• Sonuç bulunamadı

2. Kuramsal Tartışmalar ve Temel Kavramlar

2.1. Popüler Kültür ve Sınıflandırması

2.1.3. Bir Anlam ve Kimlik Üreticisi Olarak Popüler Kültür

2.1.3.2. Popüler Kültür ve Kimlik

38 Kendimizi öğrenci, evlat ya da doktor olarak tanımladığımızdaki biz farklı, genel özelliklerimizle “ben kimim” sorusuna verdiğimiz cevap farklı olacaktır.
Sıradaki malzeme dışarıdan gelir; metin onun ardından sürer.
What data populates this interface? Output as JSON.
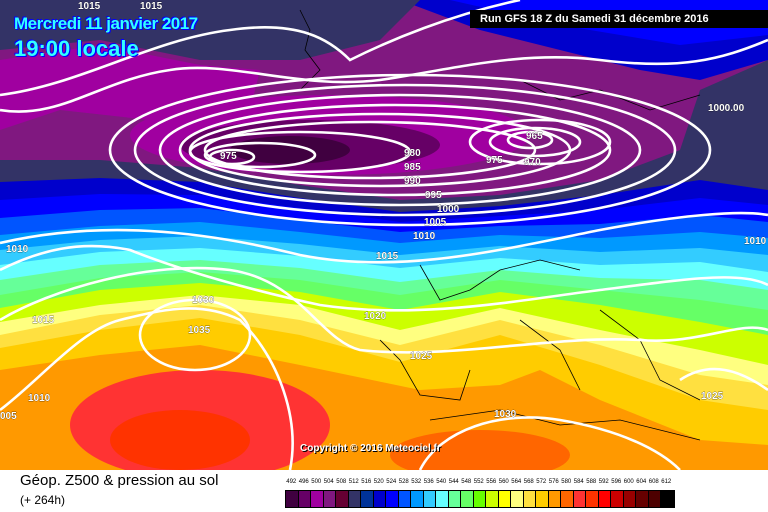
{
  "header": {
    "date": "Mercredi 11 janvier 2017",
    "time": "19:00 locale",
    "run": "Run GFS 18 Z du Samedi 31 décembre 2016"
  },
  "map": {
    "copyright": "Copyright © 2016 Meteociel.fr",
    "isobar_labels": [
      "1015",
      "1015",
      "975",
      "980",
      "985",
      "990",
      "995",
      "1000",
      "1005",
      "1010",
      "1015",
      "965",
      "970",
      "975",
      "1000.00",
      "1010",
      "1010",
      "1010",
      "1030",
      "1035",
      "1015",
      "1020",
      "1025",
      "1010",
      "005",
      "1030",
      "1025"
    ]
  },
  "footer": {
    "title": "Géop. Z500 & pression au sol",
    "forecast": "(+ 264h)",
    "legend": {
      "values": [
        "492",
        "496",
        "500",
        "504",
        "508",
        "512",
        "516",
        "520",
        "524",
        "528",
        "532",
        "536",
        "540",
        "544",
        "548",
        "552",
        "556",
        "560",
        "564",
        "568",
        "572",
        "576",
        "580",
        "584",
        "588",
        "592",
        "596",
        "600",
        "604",
        "608",
        "612"
      ],
      "colors": [
        "#400040",
        "#660066",
        "#a000a0",
        "#801880",
        "#660033",
        "#333366",
        "#003399",
        "#0000cc",
        "#0000ff",
        "#0055ff",
        "#0099ff",
        "#33ccff",
        "#66ffff",
        "#66ff99",
        "#66ff66",
        "#66ff00",
        "#ccff00",
        "#ffff00",
        "#ffff80",
        "#ffe040",
        "#ffcc00",
        "#ff9900",
        "#ff6600",
        "#ff3333",
        "#ff3300",
        "#ff0000",
        "#cc0000",
        "#990000",
        "#660000",
        "#4d0000",
        "#000000"
      ]
    }
  }
}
Tüm bunlardan ne anlıyoruz? (1) kimlik kesin sınırlarla çizebileceğimiz bir olgu değildir, (2) ana ve duruma bağlı olarak farklı kimlik tanımları mümkündür, (3) kimlikler değişkendir ve zaman içinde farklılık gösterebilir, (4) bir grup ya da sınıf içinde kendimizi tanımlarken, o grubun/sınıfın dinamikleri ve hiyerarşik yapısını tanımlamadan aidiyetimizi tam olarak tanımlayamayız ve (5) kimlik bir kavram olarak birden fazla anlama gelebilir ve tüm tanımları kendi içinde doğrudur çünkü kimlik bir anlatıdır ve zaman içinde bizim anlatıyı yaşama ve aktarma biçimlerimiz de farklı olacaktır.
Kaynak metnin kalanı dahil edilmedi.